Le texte qui suit a été élaboré dans le cadre d’un jeu d’écriture défini par Géraldine Jaujou et Bastramu. Chaque épisode devait répondre à des contraintes précises de lieu, d’action et d’écriture.
Episode 1
D’habitude, elle choisit une table, plutôt dans le fond, là où le jeu des miroirs lui renvoie le mouvement de la rue. Elle aime regarder les gens passer, pressés, en grappes, leurs couleurs, leurs gestes, le monde qui bouillonne autour d’eux. Parfois, en sirotant son diabolo citron, Hélène imagine leur existence, traque sur les visages les failles, dans les mains le tremblement révélateur, et dans les pas l’indécision de toute une vie. Elle se sent alors moins seule et bien à l’abri, au fond du café. Voyeuse un peu, c’est vrai. On se console comme on peut. Aujourd’hui, elle s’arrête au bar et se juche sur un tabouret haut. Aujourd’hui, elle veut bien un peu de compagnies, mais le café est vide, ou presque. Un couple âgé discute, front à front, mains nouées. Ça lui donne envie de gerber. Le barman ne la salue pas. Il lit l’Union. Il hoche simplement la tête, histoire de s’enquérir de ce qu’elle veut consommer. Elle hésite. Elle a envie de repartir. Tout de suite. De claquer la porte bien fort derrière elle après lui avoir fait un doigt d’honneur, à ce connard qui met tant de mauvaise volonté à faire son boulot. Si elle en avait un, de boulot, elle le ferait avec cœur et c’est d’un sourire qu’elle accueillerait les clients. Elle a tout essayé. Postulé partout. Serveuse, vendeuse, femme de chambre, secrétaire. Ça n’a rien donné. Personne ne veut d’elle. C’est le monde du travail, ma p’tite dame, faut s’y faire, lui a dit le conseiller de Pôle Emploi. Mais ne renoncez pas, vous finirez bien par trouver.
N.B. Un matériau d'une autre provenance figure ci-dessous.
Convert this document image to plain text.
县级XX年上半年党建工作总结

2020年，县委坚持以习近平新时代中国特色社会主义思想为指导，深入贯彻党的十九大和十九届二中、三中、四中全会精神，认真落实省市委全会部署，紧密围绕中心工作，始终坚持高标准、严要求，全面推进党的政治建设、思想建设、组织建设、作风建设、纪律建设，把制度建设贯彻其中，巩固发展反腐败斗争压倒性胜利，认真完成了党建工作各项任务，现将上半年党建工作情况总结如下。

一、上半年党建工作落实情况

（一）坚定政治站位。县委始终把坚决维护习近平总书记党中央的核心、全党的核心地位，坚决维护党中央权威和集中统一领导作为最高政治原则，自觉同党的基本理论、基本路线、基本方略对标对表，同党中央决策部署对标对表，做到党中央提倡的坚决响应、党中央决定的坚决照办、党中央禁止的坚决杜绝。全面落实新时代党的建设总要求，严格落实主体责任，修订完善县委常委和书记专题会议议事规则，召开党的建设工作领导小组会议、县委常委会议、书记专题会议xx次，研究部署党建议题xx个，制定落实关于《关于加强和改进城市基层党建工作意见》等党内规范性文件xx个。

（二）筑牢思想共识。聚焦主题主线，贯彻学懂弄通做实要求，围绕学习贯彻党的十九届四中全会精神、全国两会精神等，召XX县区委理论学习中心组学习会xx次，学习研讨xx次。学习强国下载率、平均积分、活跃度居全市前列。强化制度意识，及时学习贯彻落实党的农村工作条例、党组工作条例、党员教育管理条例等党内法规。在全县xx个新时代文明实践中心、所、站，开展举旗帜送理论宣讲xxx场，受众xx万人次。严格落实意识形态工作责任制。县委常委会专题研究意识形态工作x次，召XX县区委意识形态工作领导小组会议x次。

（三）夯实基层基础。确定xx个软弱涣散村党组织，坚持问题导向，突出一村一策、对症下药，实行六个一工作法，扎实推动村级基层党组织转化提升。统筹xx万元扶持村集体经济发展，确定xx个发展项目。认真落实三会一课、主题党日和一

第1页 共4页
Elle ne répond pas au barman. Elle le fixe. Mauvaise. Enragée.
Il s’approche.
– Bon, qu’est-ce que je vous sers?
– Si vous commenciez par dire bonjour?
Il lève les yeux au ciel. Genre, je n’ai pas que ça à faire, si je devais saluer tous les clients, patati, patata…
– Un diabolo-citron.
– J’ai plus de sirop de citron.
Elle lui fait un sourire contraint. Douloureux.
– Vous aussi, vous avez décidé de m’emmerder aujourd’hui, hein?
Elle s’attend à ce qu’il réplique vertement, mais non. Il pose ses avant-bras sur le bar, approche son visage du sien. Elle voit très distinctement les poils blonds-roux de sa barbe qui a déjà repoussé un peu et l’iris anthracite de ses yeux.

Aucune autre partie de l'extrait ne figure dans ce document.